View Full Version : Devices and command queues



absence
01-17-2010, 03:34 AM
Some examples I've seen simply use the first device returned by clGetContextInfo with CL_CONTEXT_DEVICES. This is obviously fine for single-GPU systems, but what happens on multi-GPU systems? Will all but one GPU sit idle, or does OpenCL spread the load to all devices even if there aren't any command queues created for them? What is the right way to make sure a program scales well from single to multiple GPUs (devices)?

jjs
01-17-2010, 01:56 PM
You've got it right, I believe. Only devices for which you've created command queues and assigned some work will be used; the runtime doesn't do any sort of automatic load balancing.
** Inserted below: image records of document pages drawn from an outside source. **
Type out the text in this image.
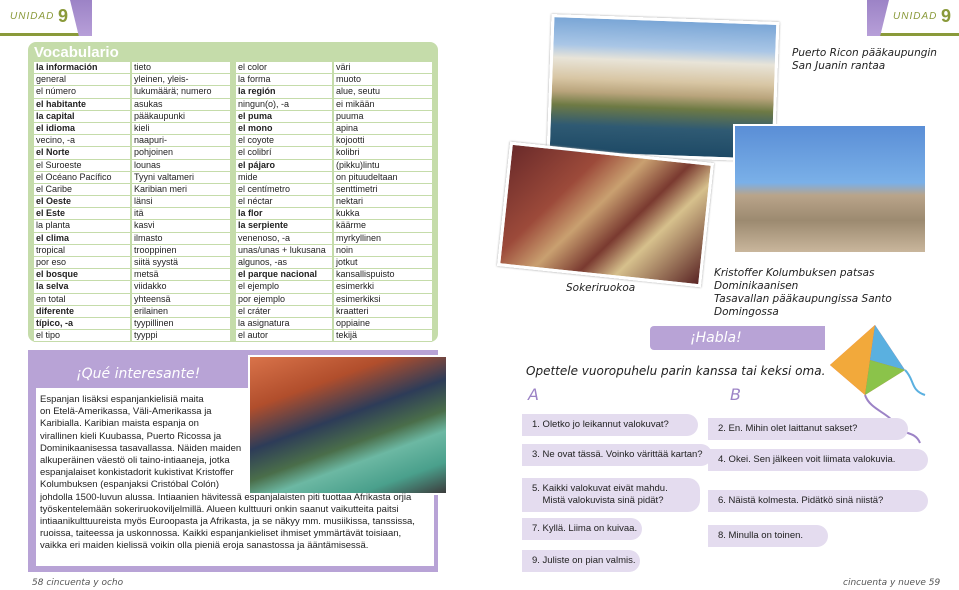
UNIDAD 9	UNIDAD 9
Vocabulario
la información	tieto
general	yleinen, yleis-
el número	lukumäärä; numero
el habitante	asukas
la capital	pääkaupunki
el idioma	kieli
vecino, -a	naapuri-
el Norte	pohjoinen
el Suroeste	lounas
el Océano Pacífico	Tyyni valtameri
el Caribe	Karibian meri
el Oeste	länsi
el Este	itä
la planta	kasvi
el clima	ilmasto
tropical	trooppinen
por eso	siitä syystä
el bosque	metsä
la selva	viidakko
en total	yhteensä
diferente	erilainen
típico, -a	tyypillinen
el tipo	tyyppi
el color	väri
la forma	muoto
la región	alue, seutu
ningun(o), -a	ei mikään
el puma	puuma
el mono	apina
el coyote	kojootti
el colibrí	kolibri
el pájaro	(pikku)lintu
mide	on pituudeltaan
el centímetro	senttimetri
el néctar	nektari
la flor	kukka
la serpiente	käärme
venenoso, -a	myrkyllinen
unas/unas + lukusana	noin
algunos, -as	jotkut
el parque nacional	kansallispuisto
el ejemplo	esimerkki
por ejemplo	esimerkiksi
el cráter	kraatteri
la asignatura	oppiaine
el autor	tekijä
¡Qué interesante!
Espanjan lisäksi espanjankielisiä maita
on Etelä-Amerikassa, Väli-Amerikassa ja
Karibialla. Karibian maista espanja on
virallinen kieli Kuubassa, Puerto Ricossa ja
Dominikaanisessa tasavallassa. Näiden maiden
alkuperäinen väestö oli taino-intiaaneja, jotka
espanjalaiset konkistadorit kukistivat Kristoffer
Kolumbuksen (espanjaksi Cristóbal Colón)
johdolla 1500-luvun alussa. Intiaanien hävitessä espanjalaisten piti tuottaa Afrikasta orjia
työskentelemään sokeriruokoviljelmillä. Alueen kulttuuri onkin saanut vaikutteita paitsi
intiaanikulttuureista myös Euroopasta ja Afrikasta, ja se näkyy mm. musiikissa, tanssissa,
ruoissa, taiteessa ja uskonnossa. Kaikki espanjankieliset ihmiset ymmärtävät toisiaan,
vaikka eri maiden kielissä voikin olla pieniä eroja sanastossa ja ääntämisessä.
Puerto Ricon pääkaupungin
San Juanin rantaa
Sokeriruokoa
Kristoffer Kolumbuksen patsas Dominikaanisen
Tasavallan pääkaupungissa Santo Domingossa
¡Habla!
Opettele vuoropuhelu parin kanssa tai keksi oma.
A	B
1. Oletko jo leikannut valokuvat?
3. Ne ovat tässä. Voinko värittää kartan?
5. Kaikki valokuvat eivät mahdu.
Mistä valokuvista sinä pidät?
7. Kyllä. Liima on kuivaa.
9. Juliste on pian valmis.
2. En. Mihin olet laittanut sakset?
4. Okei. Sen jälkeen voit liimata valokuvia.
6. Näistä kolmesta. Pidätkö sinä niistä?
8. Minulla on toinen.
58 cincuenta y ocho	cincuenta y nueve 59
As to the "right way" to ensure scalability, I can only offer the truly sucky "It depends on your problem." Keep in mind that you'll have to either copy all the data for your problem to each card, or split the data up on the CPU based on the number of cards you're working with. Combining results is your job as well.

absence
01-17-2010, 02:33 PM
Thanks, that cleared things up a bit. :)

dschwen
01-17-2010, 09:44 PM
And how do multi GPU cards like some high end GeForce 2xx into play? Do the GPUs share the memory (I suppose they should). Do they appear as different devices, or as one compute device?

jjs
01-17-2010, 11:24 PM
I think that these cards (like the GTX295) just show up as two devices with two separate memories. So from the perspective of the OpenCL runtime, it's no different than just chucking two physically separate cards in the machine.